“Kawan, apa yang engkau sedihkan? Bukankah engkau sudah mendapat jawaban.”
“Memang, tapi itu belum memuaskan.”
“Apa maksudmu?”
“Karena engkau hanya dapat melihat tanpa bisa merasa, lalu bagaimana engkau dapat mengerti arti cinta.”
“Benar, aku hanya dapat melihat tanpa bisa merasa, karena aku bukan hati.”
“Kalau kamu menyadari itu, lalu mengapa engkau menyetujui?”
“Bukan persoalan setuju atau tidak, namun aku harus bagaimana? Merekalah yang telah memperlakukan aku seperti ini.”
Kulihat tetesan embun mengalir dari celah kamar kedukaan, kerling bola matanya menjadi sembab.
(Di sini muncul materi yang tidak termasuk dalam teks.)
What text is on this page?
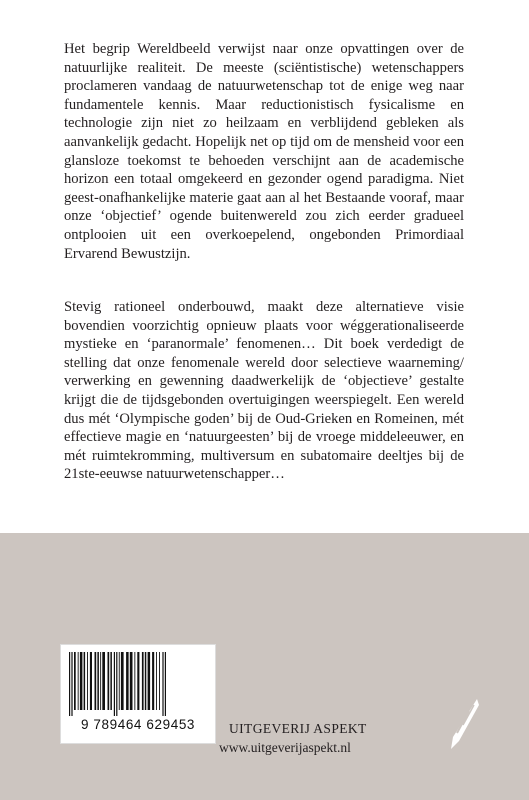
Het begrip Wereldbeeld verwijst naar onze opvattingen over de natuurlijke realiteit. De meeste (sciëntistische) wetenschappers proclameren vandaag de natuurwetenschap tot de enige weg naar fundamentele kennis. Maar reductionistisch fysicalisme en technologie zijn niet zo heilzaam en verblijdend gebleken als aanvankelijk gedacht. Hopelijk net op tijd om de mensheid voor een glansloze toekomst te behoeden verschijnt aan de academische horizon een totaal omgekeerd en gezonder ogend paradigma. Niet geest-onafhankelijke materie gaat aan al het Bestaande vooraf, maar onze ‘objectief’ ogende buitenwereld zou zich eerder gradueel ontplooien uit een overkoepelend, ongebonden Primordiaal Ervarend Bewustzijn.

Stevig rationeel onderbouwd, maakt deze alternatieve visie bovendien voorzichtig opnieuw plaats voor wéggerationaliseerde mystieke en ‘paranormale’ fenomenen… Dit boek verdedigt de stelling dat onze fenomenale wereld door selectieve waarneming/ verwerking en gewenning daadwerkelijk de ‘objectieve’ gestalte krijgt die de tijdsgebonden overtuigingen weerspiegelt. Een wereld dus mét ‘Olympische goden’ bij de Oud-Grieken en Romeinen, mét effectieve magie en ‘natuurgeesten’ bij de vroege middeleeuwer, en mét ruimtekromming, multiversum en subatomaire deeltjes bij de 21ste-eeuwse natuurwetenschapper…

9 789464 629453	UITGEVERIJ ASPEKT
www.uitgeverijaspekt.nl
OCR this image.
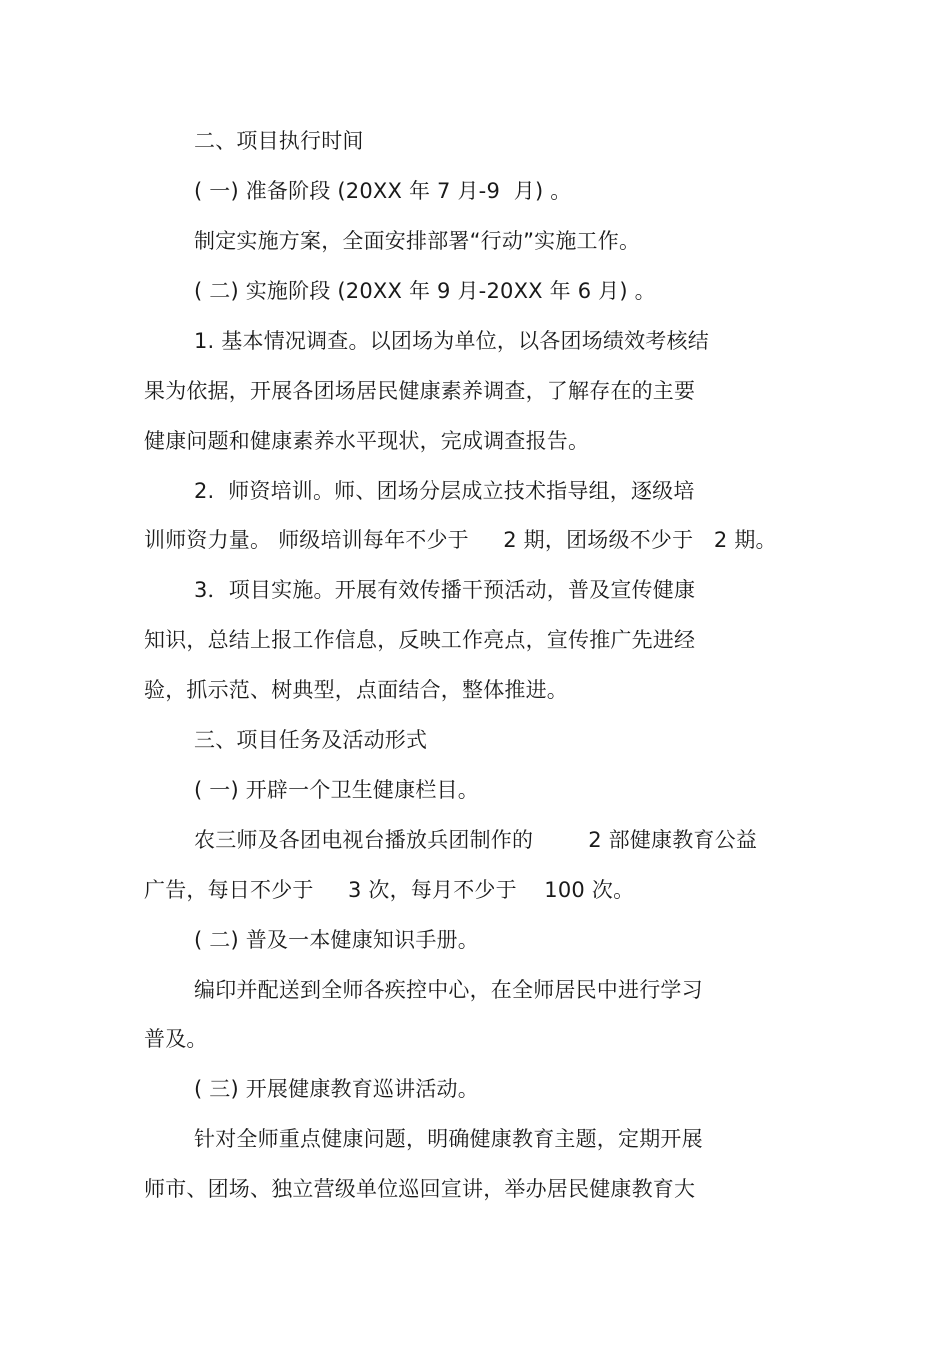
二、项目执行时间
( 一) 准备阶段 (20XX 年 7 月-9  月) 。
制定实施方案，全面安排部署“行动”实施工作。
( 二) 实施阶段 (20XX 年 9 月-20XX 年 6 月) 。
1. 基本情况调查。以团场为单位，以各团场绩效考核结
果为依据，开展各团场居民健康素养调查，了解存在的主要
健康问题和健康素养水平现状，完成调查报告。
2.  师资培训。师、团场分层成立技术指导组，逐级培
训师资力量。 师级培训每年不少于     2 期，团场级不少于   2 期。
3．项目实施。开展有效传播干预活动，普及宣传健康
知识，总结上报工作信息，反映工作亮点，宣传推广先进经
验，抓示范、树典型，点面结合，整体推进。
三、项目任务及活动形式
( 一) 开辟一个卫生健康栏目。
农三师及各团电视台播放兵团制作的        2 部健康教育公益
广告，每日不少于     3 次，每月不少于    100 次。
( 二) 普及一本健康知识手册。
编印并配送到全师各疾控中心，在全师居民中进行学习
普及。
( 三) 开展健康教育巡讲活动。
针对全师重点健康问题，明确健康教育主题，定期开展
师市、团场、独立营级单位巡回宣讲，举办居民健康教育大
Tanpa terasa aku pun hanyut dalam pusaran badai kepiluan. Kucoba untuk menghiburnya dengan persembahan kata maaf. Namun, apa yang kudapat? Goresan luka yang terlalu dalam untuk dilupakan.
“Saudaraku, apa yang telah dirimu perbuat dengannya?” Tanya akalku.
“Akal, sungguh, bukan maksud hati untuk menyakiti, namun apa daya diriku tiada mengerti.”
“Apa sebenarnya yang engkau cari?”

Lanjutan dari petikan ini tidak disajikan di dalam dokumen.